4. Hindari menjadikan kelebihan sebagai kelemahan

ilustrasi perempuan sedang bekerja (pexels.com/olia-danilevich) Jawaban seperti “saya terlalu pekerja keras” atau “saya terlalu perfeksionis” mungkin terdengar aman, tetapi jawaban ini sudah terlalu umum. Tanpa penjelasan yang spesifik, jawaban ini justru bisa terkesan menghindari pertanyaan dan membuat recruiter sulit melihat kesadaran dirimu.

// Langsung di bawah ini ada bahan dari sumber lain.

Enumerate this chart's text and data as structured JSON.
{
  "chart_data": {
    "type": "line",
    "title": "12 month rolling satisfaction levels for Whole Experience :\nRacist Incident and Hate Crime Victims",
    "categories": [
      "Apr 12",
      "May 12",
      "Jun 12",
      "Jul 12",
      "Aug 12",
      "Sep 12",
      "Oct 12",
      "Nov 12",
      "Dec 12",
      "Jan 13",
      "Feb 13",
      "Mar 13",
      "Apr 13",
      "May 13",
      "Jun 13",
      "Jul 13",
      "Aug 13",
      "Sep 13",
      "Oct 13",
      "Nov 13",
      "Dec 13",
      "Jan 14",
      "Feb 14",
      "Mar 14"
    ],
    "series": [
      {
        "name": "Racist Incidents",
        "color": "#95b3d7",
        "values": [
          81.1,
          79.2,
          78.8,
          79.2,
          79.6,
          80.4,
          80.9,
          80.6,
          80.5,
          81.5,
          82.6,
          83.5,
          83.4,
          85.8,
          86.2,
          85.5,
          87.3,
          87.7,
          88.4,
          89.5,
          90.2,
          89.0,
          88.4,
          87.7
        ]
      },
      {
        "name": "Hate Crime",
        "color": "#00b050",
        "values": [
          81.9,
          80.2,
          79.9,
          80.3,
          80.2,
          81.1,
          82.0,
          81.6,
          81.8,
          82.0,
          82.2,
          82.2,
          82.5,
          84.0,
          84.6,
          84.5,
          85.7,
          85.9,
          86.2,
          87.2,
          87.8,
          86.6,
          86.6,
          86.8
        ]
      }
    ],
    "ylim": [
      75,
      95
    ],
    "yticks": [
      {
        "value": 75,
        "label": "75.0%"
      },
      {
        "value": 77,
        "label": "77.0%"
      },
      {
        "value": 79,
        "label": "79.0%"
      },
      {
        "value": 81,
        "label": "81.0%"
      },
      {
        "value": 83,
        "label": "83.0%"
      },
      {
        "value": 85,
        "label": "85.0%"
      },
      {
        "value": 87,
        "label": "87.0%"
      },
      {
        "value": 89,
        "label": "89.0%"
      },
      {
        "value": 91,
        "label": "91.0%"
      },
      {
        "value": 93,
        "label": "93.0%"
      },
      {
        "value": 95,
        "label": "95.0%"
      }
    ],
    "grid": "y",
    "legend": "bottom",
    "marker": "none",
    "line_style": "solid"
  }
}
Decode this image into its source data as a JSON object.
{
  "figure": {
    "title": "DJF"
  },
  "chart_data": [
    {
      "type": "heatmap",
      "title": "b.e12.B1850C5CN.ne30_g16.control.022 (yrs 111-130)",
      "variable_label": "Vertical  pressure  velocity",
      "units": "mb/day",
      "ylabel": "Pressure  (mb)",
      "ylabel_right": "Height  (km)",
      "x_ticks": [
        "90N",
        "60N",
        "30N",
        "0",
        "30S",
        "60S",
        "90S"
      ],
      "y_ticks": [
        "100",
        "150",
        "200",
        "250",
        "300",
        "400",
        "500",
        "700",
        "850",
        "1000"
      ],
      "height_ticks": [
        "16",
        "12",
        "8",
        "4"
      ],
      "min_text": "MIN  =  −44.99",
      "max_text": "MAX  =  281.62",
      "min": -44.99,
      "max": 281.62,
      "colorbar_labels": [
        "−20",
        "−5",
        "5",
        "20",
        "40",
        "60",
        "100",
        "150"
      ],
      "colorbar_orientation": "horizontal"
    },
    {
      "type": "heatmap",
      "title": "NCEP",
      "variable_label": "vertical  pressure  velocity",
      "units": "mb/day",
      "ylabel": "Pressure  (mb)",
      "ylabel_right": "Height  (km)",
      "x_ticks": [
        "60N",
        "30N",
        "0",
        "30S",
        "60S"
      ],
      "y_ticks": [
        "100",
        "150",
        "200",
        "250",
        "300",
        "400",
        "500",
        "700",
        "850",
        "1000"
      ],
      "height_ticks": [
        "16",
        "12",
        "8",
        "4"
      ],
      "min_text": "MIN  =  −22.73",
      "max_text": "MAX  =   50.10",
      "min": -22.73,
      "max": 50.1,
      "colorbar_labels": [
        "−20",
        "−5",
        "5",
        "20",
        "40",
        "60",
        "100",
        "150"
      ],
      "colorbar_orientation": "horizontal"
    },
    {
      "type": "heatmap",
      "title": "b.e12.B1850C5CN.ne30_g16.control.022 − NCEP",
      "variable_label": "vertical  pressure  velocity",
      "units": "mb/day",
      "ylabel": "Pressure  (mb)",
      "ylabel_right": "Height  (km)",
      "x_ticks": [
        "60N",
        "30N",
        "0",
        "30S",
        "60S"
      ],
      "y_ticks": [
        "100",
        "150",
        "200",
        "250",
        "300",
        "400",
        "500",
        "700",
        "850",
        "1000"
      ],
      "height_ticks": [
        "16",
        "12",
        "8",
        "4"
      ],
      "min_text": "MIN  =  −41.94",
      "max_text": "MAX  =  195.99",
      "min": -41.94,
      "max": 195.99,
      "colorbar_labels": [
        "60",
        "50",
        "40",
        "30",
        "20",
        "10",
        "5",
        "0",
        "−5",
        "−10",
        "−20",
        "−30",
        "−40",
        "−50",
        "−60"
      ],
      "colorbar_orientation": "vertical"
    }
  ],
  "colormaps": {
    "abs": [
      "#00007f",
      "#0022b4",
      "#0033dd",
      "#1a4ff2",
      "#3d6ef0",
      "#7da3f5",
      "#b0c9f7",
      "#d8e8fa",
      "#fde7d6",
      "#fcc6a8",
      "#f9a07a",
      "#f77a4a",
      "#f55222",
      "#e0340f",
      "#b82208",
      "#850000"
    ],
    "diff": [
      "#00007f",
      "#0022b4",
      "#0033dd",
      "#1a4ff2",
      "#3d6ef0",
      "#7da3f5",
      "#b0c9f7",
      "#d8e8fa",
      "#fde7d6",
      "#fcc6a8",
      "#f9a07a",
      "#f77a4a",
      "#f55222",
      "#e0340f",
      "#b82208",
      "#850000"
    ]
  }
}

Kalau memang perfeksionis atau terlalu detail, jelaskan dampaknya terhadap pekerjaan dan cara kamu mengatasinya. Misalnya, kamu terkadang terlalu lama menyempurnakan detail sehingga kini belajar menentukan prioritas sejak awal. Dengan ini, jawabanmu terdengar lebih jujur dan gak seperti pujian terselubung.
5. Jawab dengan singkat dan percaya diri

ilustrasi sekelompok orang melihat ke laptop (pexels.com/olly) Kamu gak perlu menghabiskan waktu beberapa menit hanya untuk menjelaskan satu kelemahan. Sampaikan secara sederhana apa kekuranganmu, bagaimana kamu menyadarinya, dan apa yang sudah dilakukan untuk memperbaikinya. Struktur tersebut membuat jawaban tetap fokus tanpa memberikan terlalu banyak perhatian pada sisi negatifmu.
Saat menyampaikannya, hindari nada meminta maaf karena memiliki kelemahan tertentu. Anggap pertanyaan tersebut sebagai kesempatan untuk menunjukkan proses perkembanganmu sebagai seorang profesional. Jawaban yang tenang, spesifik, dan jujur justru bisa membuatmu terlihat lebih matang di mata recruiter.
Intinya, gak ada jawaban yang benar-benar sempurna untuk pertanyaan soal kelemahan saat interview. Yang penting, jawab dengan jujur, percaya diri, dan tunjukkan bahwa kamu terus berusaha berkembang.